Continuity: Elements that are aligned are perceived as a unit. Nobody would interpret every little line in a dashed line as its own data element. The individual lines make up a dashed line. We should remember this phenomenon when we draw tables of data. The grid lines are not necessary; just arranging the items is enough.
Enclosure: Enclosing data points with a bounding box, or putting them inside some shape, groups those elements together. We can use this principle to highlight data elements in our graphs.
Connection: Connecting elements groups them together. This is the basis for link graphs. They are a great way to display relationships in data. They make use of the “connection” principle.
Figure 1-7 Illustration of the six Gestalt principles. Each of the six images illustrates one of the Gestalt principles. They show how each of the principles can be used to highlight data, tie data together, and separate it.
A piece of advice for generating graphical displays is to emphasize exceptions. For example, use the color red to highlight important or exceptional areas in your graphs. By following this advice, you will refrain from overusing visual attributes that overload graphs. Stick to the basics, and make sure your graphs communicate what you want them to communicate.

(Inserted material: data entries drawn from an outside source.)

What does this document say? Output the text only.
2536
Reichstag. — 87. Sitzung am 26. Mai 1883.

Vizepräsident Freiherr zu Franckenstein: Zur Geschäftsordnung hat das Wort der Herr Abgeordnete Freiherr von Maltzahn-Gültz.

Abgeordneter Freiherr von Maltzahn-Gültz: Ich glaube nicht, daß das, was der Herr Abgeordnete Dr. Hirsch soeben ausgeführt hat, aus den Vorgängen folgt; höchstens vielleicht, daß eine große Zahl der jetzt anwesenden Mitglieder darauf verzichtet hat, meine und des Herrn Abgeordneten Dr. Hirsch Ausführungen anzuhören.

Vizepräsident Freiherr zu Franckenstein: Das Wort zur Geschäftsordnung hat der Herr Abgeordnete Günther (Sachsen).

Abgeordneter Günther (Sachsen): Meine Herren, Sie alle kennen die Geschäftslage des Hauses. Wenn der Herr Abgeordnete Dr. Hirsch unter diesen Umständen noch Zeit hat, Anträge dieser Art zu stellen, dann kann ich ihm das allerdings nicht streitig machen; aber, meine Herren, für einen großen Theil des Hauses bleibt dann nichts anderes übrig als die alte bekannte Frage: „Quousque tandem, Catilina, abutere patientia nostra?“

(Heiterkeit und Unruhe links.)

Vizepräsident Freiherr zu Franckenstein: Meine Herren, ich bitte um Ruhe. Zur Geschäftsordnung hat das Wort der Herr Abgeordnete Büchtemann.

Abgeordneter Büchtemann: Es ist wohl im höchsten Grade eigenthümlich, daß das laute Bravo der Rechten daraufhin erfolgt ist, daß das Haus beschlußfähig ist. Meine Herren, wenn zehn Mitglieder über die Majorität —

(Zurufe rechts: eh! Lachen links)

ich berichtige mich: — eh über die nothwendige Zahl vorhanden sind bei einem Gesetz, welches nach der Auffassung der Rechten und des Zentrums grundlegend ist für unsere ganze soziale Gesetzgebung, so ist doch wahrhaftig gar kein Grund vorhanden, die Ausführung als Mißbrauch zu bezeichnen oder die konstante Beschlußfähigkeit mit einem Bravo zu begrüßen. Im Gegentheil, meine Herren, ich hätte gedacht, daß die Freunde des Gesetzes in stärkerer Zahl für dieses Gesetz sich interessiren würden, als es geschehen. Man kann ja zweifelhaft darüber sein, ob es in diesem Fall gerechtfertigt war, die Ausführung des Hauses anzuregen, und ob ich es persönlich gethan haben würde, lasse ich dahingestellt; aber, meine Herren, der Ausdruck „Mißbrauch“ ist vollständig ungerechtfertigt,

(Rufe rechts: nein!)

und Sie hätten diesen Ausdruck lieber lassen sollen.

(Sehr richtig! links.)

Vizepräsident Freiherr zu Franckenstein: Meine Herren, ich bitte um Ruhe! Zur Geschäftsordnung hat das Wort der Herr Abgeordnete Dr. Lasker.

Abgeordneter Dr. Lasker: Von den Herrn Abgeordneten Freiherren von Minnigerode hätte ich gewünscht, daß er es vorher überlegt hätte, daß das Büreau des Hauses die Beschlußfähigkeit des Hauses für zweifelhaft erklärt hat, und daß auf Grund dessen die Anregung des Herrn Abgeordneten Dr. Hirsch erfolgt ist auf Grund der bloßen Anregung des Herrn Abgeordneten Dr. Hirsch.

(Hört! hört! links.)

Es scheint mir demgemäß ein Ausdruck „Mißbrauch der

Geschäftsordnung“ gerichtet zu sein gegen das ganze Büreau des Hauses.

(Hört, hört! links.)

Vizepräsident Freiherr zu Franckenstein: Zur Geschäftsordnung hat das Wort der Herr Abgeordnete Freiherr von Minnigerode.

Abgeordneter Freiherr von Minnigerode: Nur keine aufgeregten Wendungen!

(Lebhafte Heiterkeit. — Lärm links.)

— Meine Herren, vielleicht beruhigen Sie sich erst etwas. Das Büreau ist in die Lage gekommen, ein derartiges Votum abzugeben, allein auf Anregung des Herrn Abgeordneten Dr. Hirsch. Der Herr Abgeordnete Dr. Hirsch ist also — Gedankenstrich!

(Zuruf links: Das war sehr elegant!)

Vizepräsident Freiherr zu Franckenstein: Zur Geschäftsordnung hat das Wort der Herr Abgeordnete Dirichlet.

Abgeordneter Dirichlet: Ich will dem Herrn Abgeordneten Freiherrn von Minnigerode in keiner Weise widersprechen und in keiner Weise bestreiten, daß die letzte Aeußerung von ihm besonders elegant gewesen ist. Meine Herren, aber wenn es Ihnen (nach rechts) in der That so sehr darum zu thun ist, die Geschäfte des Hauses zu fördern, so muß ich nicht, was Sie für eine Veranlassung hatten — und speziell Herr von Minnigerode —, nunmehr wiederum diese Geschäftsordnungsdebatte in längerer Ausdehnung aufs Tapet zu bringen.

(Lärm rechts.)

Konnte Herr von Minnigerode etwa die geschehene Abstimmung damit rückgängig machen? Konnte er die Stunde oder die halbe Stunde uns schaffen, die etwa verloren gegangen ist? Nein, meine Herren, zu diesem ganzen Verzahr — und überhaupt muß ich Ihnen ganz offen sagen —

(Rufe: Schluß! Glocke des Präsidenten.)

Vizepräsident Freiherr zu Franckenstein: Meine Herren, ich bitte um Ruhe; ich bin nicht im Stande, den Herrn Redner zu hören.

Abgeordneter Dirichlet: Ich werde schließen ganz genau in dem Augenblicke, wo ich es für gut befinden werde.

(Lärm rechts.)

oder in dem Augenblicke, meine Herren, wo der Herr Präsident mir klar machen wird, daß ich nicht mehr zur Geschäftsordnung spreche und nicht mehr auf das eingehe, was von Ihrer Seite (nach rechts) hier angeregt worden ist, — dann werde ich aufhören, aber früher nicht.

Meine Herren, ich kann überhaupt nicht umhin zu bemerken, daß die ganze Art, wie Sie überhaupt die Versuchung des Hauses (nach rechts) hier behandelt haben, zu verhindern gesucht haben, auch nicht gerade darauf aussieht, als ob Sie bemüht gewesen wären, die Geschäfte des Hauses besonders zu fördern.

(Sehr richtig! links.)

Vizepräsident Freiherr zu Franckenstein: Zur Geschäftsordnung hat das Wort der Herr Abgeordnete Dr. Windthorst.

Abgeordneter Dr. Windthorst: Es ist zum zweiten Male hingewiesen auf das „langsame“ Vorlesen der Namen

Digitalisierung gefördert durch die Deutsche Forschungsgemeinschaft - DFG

Figure 1-8 This bar chart illustrates the principle of highlighting exceptions. The risk in the sales department is the highest, and this is the only bar that is colored.
A powerful method of showing and highlighting important data in a graph is to compare graphs. Instead of just showing the graph with the data to be analyzed, also show a graph that shows “normal” behavior or shows the same data, but from a different time (see Figure 1-9). The viewer can then compare the two graphs to immediately identify anomalies, exceptions, or simply differences.
Graphs without legends or graphs without axis labels or units are not very useful. The only time when this is acceptable is when you want the viewer to qualitatively understand the data and the exact units of measure or the exact data is not important. Even in those cases, however, a little bit of text is needed to convey what data is visualized and what the viewer is looking at. In some cases, the annotations can come in the form of a figure caption or a text bubble in the graph (see Figure 1-10). Annotate as much as needed, but not more. You do not want the graphs to be overloaded with annotations that distract from the real data.
Figure 1-9 Two bar charts. The left chart shows normal behavior. The right side shows a graph of current data. Comparing the two graphs shows immediately that the current data does not look normal.
Figure 1-10 The left side bar chart does not contain any annotations. It is impossible for a user to know what the data represents. The right side uses axis labels, as well as text to annotate the outlier in the chart.
Whenever possible, make sure that the graphs do not only show that something is wrong or that there seems to be an “exception.” Make sure that the viewers have a way to identify the root cause through the graph. This is not always possible in a single graph. In those cases, it might make sense to show a second graph that can be used to identify the root cause. This principle helps you to utilize graphs to make decisions and act upon findings (see Figure 1-11). A lot of visualizations are great about identifying interesting areas in graphs and help identify outliers but they do not help to take action. Have you ever asked yourself, “So what?” This is generally the case for graphs where root causes are not shown.
Figure 1-11 This chart illustrates how causality can be shown in a chart. The number of servers failing per month is related to the temperature in the datacenter.
By applying all the previously discussed principles, you will generate not just visually pleasing graphs and data visualizations, but also ones that are simple to read and ones that communicate information effectively.